Dans votre ouvrage, nous apprenons que “ne devient pas Korèdugaw qui le veut” ?

J.M.F : Oui parce qu’on devient Korèdugaw après initiation. L’initiation commence à 7 ans et s’arrête à 63 ans. Dans les sociétés d’initiation des Korèdugaw, d’après ce qu’on a compris, 63 ans c’est l’âge de la sagesse car c’est à partir de cet âge-là qu’on peut dire la vérité.
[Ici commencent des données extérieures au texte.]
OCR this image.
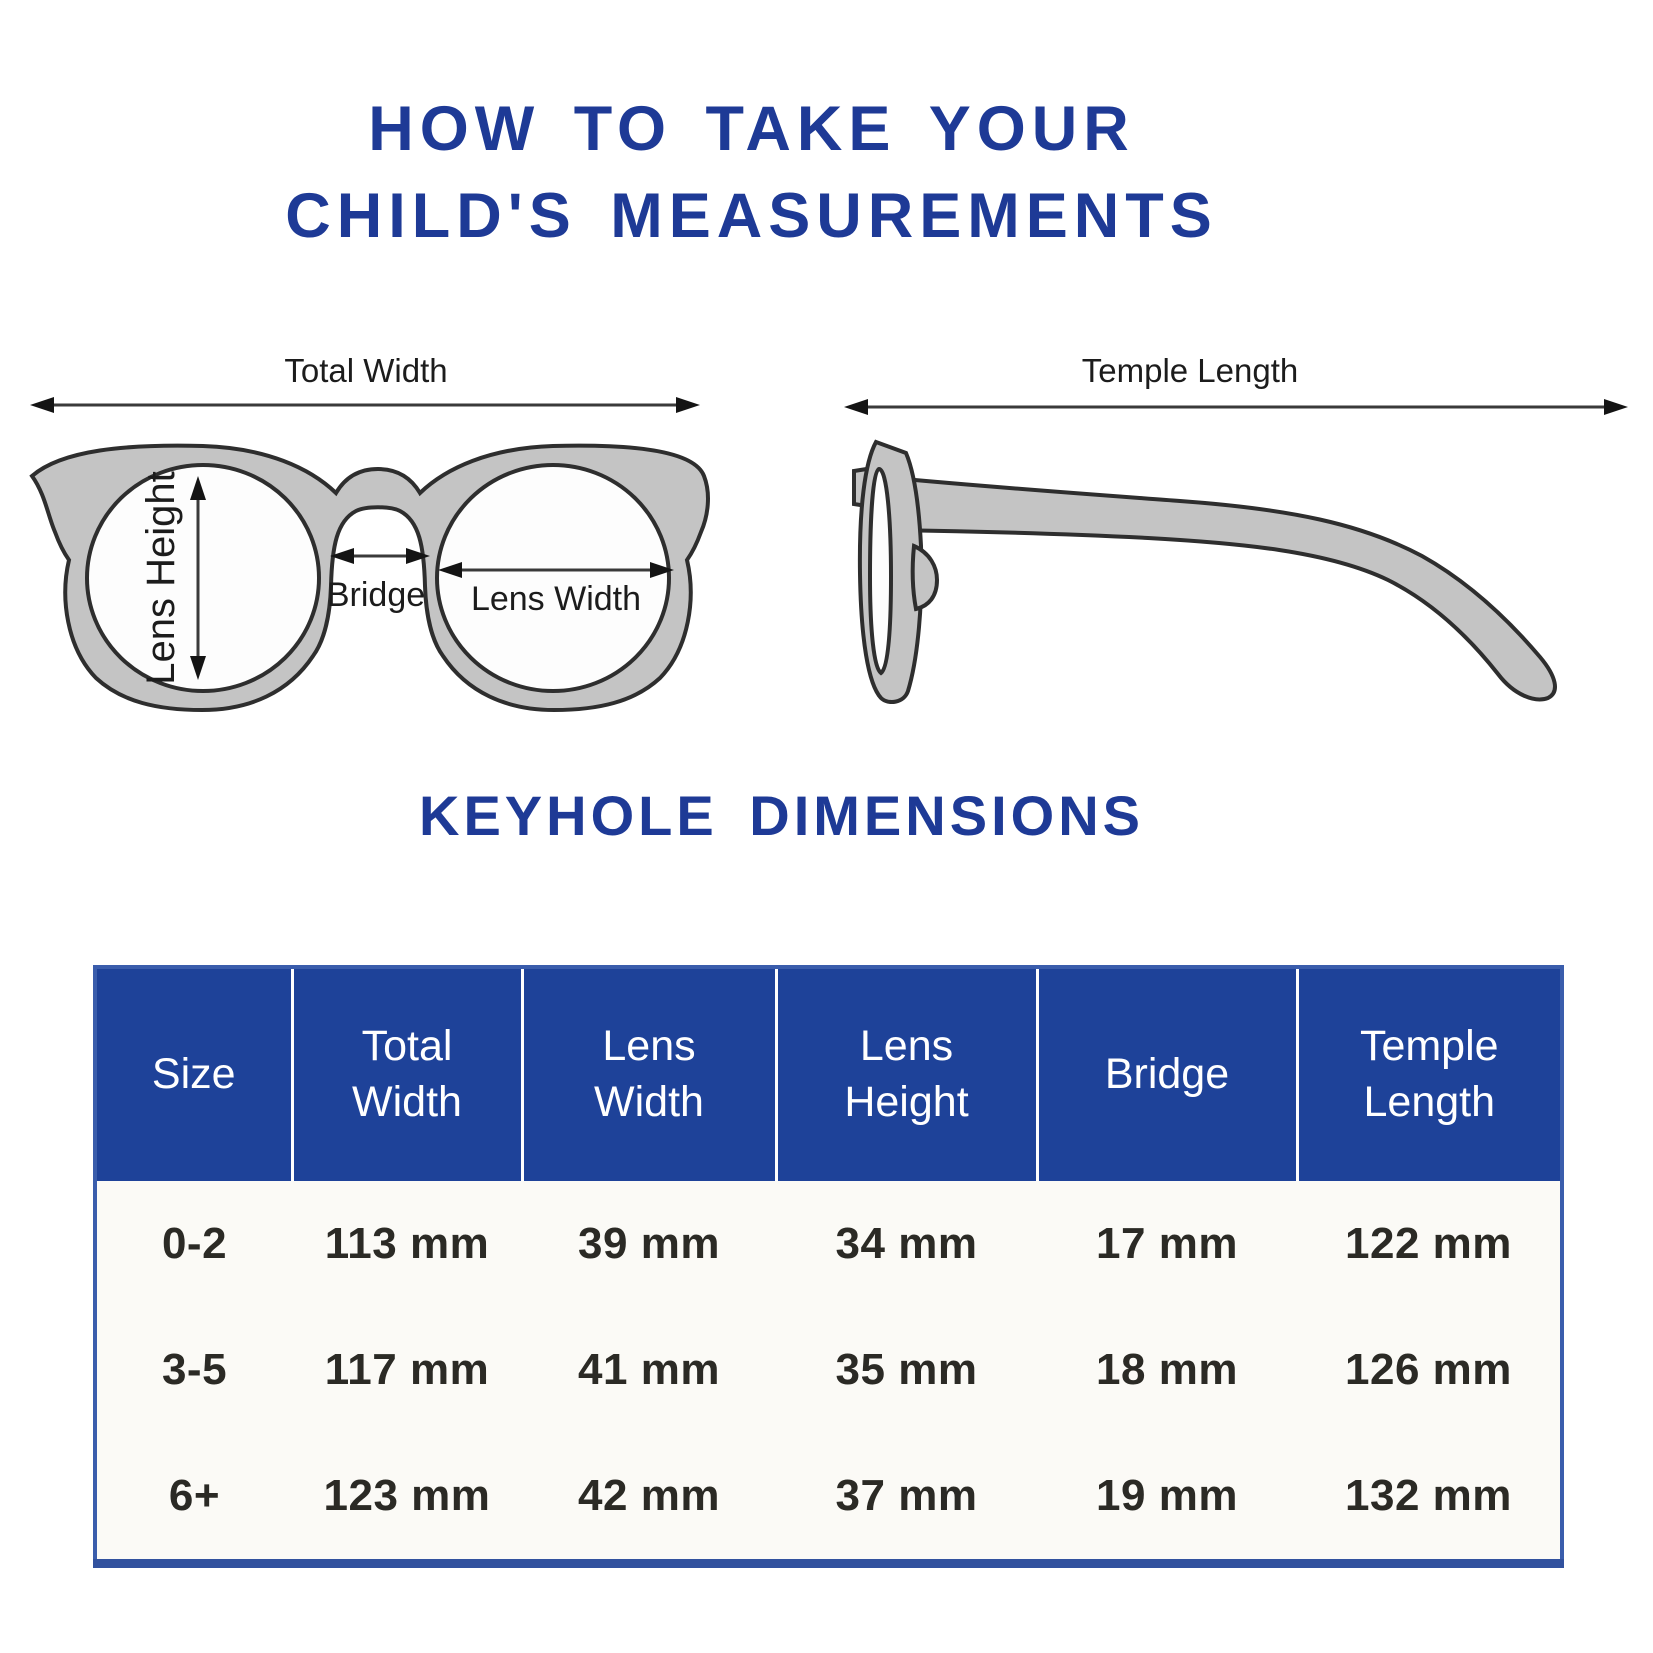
HOW TO TAKE YOUR
CHILD'S MEASUREMENTS
Total Width
Lens Height	Bridge Lens Width
Temple Length
KEYHOLE DIMENSIONS
Size	Total Width	Lens Width	Lens Height	Bridge	Temple Length
0-2	113 mm	39 mm	34 mm	17 mm	122 mm
3-5	117 mm	41 mm	35 mm	18 mm	126 mm
6+	123 mm	42 mm	37 mm	19 mm	132 mm
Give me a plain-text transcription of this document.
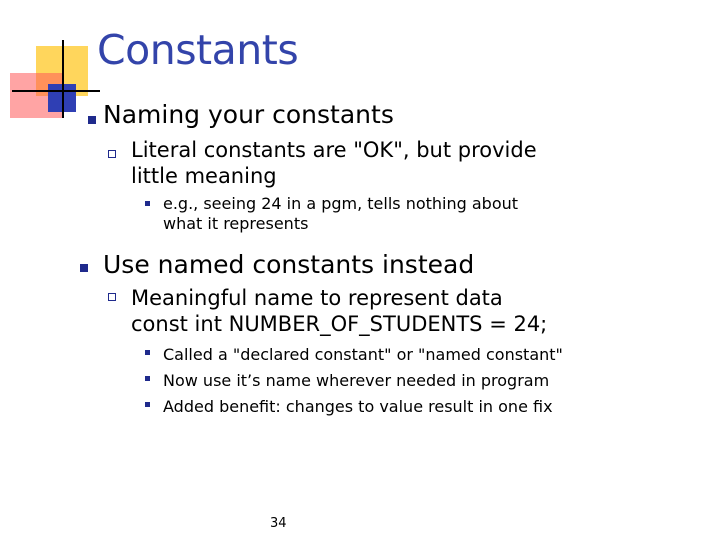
Constants
Naming your constants
Literal constants are "OK", but provide
little meaning
e.g., seeing 24 in a pgm, tells nothing about
what it represents
Use named constants instead
Meaningful name to represent data
const int NUMBER_OF_STUDENTS = 24;
Called a "declared constant" or "named constant"
Now use it’s name wherever needed in program
Added benefit: changes to value result in one fix
34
Qu’est-ce qui caractérise un Korèdugaw ?

D.L : La première des choses, c’est qu’il peut tout tourner en dérision ! Les Korèdugaw remettent en cause le pouvoir, le savoir et toute la société malienne. Et vous savez mieux que moi qu’au Mali tout est codifié. Il y a beaucoup de choses qu’on ne doit pas dire ou faire, mais le Korèdugaw, lui, a toujours le droit car c’est son rôle de contredire, de mettre tout à l’envers. Ce qui est fascinant, c’est qu’ils font tout avec humour.

Nous apprenons dans votre ouvrage que le Korèdugaw n’est pas synonyme d’animiste ?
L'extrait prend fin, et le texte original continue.